After all, the term “procurement” in this case refers not just to contracting but to the complete acquisition system. That system is entirely reliant on cross-functional and cross-organizational collaboration across the user/customer and provider landscape, an effective and mature requirements generation process, and well-developed business, technical and human capital strategies. Achieving these critical goals requires multiple disciplines and, in many cases, multiple organizational elements. By all accounts, HealthCare.gov was significantly challenged in these areas, as well as in the timing and nature of policy decisions that underpinned system requirements.
The People Problem
Many government leaders and front-line professionals openly acknowledge the experience and capability gaps in the federal workforce. In fact, in surveys, many have expressed concern that those gaps are getting worse, not better. The government faces obvious hurdles in attracting and retaining top technical talent. It also lacks an integrated workforce -- instead staffs are functionally divided -- and professional development initiatives that promote new and creative acquisition and technology strategies. To say the problem is one of procurement is too narrow. It actually requires a much broader strategic perspective.
Likewise, CMS’ decision to be its own systems integrator should have come as no surprise. In recent years, various components of the Health and Human Services Department, including CMS, have shown a bias toward insourcing, often without substantive analyses to support their decisions. Requests for explanations from companies or Congress members often are met with vagaries such as “it’s a strategic decision,” “because we can,” or “because that’s what leadership wants.”
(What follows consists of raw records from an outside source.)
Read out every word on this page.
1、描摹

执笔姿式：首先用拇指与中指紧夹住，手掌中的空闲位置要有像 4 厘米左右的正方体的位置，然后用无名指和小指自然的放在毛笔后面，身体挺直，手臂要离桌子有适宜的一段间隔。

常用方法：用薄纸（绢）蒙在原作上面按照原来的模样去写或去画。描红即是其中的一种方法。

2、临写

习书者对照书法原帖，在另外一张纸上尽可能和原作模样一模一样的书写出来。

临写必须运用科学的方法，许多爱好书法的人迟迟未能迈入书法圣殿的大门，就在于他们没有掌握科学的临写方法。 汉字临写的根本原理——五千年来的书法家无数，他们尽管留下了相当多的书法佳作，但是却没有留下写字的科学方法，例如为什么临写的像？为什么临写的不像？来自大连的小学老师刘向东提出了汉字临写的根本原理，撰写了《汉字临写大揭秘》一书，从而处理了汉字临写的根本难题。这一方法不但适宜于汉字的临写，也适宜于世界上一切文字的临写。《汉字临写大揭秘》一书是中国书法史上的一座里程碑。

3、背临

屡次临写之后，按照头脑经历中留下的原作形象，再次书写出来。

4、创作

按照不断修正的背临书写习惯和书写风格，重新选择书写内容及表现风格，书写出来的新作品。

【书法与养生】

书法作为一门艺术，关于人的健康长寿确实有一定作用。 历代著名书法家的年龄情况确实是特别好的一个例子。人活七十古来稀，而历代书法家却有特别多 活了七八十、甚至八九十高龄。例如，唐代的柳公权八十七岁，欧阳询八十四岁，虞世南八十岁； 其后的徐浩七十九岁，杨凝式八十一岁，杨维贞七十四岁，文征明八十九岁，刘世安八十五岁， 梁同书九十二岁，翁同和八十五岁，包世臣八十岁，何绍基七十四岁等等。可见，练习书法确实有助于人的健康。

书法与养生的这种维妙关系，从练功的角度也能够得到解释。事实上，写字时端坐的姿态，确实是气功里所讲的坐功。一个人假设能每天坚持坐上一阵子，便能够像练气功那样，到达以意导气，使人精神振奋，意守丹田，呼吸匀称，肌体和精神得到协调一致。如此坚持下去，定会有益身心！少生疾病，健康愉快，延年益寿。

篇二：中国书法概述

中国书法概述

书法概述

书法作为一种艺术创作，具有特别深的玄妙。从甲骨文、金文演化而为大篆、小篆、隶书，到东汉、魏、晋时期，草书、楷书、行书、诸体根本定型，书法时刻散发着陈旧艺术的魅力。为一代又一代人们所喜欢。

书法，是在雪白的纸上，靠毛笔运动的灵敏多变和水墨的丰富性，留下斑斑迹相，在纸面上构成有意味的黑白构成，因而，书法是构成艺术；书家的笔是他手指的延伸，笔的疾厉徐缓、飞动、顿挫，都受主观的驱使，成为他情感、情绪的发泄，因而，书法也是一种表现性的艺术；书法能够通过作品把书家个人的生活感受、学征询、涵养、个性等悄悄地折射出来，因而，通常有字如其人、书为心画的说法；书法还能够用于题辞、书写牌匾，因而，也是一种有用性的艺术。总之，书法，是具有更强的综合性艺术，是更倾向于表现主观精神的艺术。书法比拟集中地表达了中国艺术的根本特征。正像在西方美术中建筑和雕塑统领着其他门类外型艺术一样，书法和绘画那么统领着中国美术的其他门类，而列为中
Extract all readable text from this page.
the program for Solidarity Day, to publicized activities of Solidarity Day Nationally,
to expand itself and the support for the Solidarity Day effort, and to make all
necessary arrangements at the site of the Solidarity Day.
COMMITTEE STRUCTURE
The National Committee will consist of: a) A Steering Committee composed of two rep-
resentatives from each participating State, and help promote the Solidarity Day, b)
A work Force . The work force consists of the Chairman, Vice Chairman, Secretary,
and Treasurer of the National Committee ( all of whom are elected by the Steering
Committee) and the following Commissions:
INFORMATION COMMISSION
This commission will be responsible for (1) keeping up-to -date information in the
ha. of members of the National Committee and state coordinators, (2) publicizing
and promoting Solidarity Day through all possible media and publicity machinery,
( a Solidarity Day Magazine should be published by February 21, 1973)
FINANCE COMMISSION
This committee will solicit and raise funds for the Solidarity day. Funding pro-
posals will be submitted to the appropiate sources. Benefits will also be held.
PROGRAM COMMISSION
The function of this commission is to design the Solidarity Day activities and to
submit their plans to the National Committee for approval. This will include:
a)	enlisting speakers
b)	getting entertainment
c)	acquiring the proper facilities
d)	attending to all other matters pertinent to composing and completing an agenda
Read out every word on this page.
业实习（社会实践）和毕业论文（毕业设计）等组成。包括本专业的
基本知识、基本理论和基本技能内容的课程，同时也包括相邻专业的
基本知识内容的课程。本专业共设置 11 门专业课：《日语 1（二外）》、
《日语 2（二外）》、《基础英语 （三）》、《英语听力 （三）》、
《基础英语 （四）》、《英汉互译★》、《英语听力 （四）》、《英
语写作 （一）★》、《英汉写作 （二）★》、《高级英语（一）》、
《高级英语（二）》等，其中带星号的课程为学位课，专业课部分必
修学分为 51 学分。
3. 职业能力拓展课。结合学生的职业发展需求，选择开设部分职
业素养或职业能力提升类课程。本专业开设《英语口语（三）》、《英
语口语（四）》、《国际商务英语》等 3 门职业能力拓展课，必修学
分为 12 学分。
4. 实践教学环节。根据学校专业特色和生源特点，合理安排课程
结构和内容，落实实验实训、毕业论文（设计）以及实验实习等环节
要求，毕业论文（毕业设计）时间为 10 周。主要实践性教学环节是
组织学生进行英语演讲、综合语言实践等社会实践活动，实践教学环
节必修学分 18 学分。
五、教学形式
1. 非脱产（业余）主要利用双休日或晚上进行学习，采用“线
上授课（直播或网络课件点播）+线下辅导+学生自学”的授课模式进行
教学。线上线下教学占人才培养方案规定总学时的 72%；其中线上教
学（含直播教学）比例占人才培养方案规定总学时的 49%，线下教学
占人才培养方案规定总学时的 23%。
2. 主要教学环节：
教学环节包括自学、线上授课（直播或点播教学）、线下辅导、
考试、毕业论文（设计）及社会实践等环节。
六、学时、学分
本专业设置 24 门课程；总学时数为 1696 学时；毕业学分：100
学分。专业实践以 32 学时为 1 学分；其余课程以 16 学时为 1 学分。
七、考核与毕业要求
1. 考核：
Such myopia, be it in favor of outsourcing or insourcing, is problematic, particularly absent supportive analytics. In the case of HealthCare.gov, it may have played a critical role. Healthcare.gov is not simply one website or one system. It is a complex series of systems that must be seamlessly interconnected. The engineering and program management expertise needed to effectively design and manage such a project involves significant skills for which the government simply cannot compete well. Thus, it is fair and important to ask whether this insourcing bias impacted CMS’ aperture from the start, from establishing the system architecture and requirements to designing and implementing the acquisition strategy.
Looking for Lessons
Ironically, two years ago CMS awarded a massive contract to a federally funded research and development center with the intent of providing special, sole-source support for the implementation of the Affordable Care Act. Many in the private sector objected to the award because the scope of work covered an array of engineering support services that are widely available in the competitive marketplace, and therefore violated the rules governing federally funded R&D centers. That aside, there is no evidence the center was tapped to provide critical systems engineering and integration. Whether or not it was used for those purposes, there is a lesson there as well.
Make no mistake about it; every technology company has experienced significant failures. Remember Google Buzz, Windows Vista, or Apple maps? But the long-term success of those companies has largely hinged on their tolerance for failure and their willingness to aggressively identify and apply the full breadth of lessons learned from their failures. That might be the most compelling lesson we can take from HealthCare.gov. Some have called the experience a teaching moment. But it might better be seen as a clarion call for holistic change. Taking the narrow, incremental view is unlikely to result in the necessary advances we all seek.
Stan Soloway is president and chief executive officer of the Professional Services Council.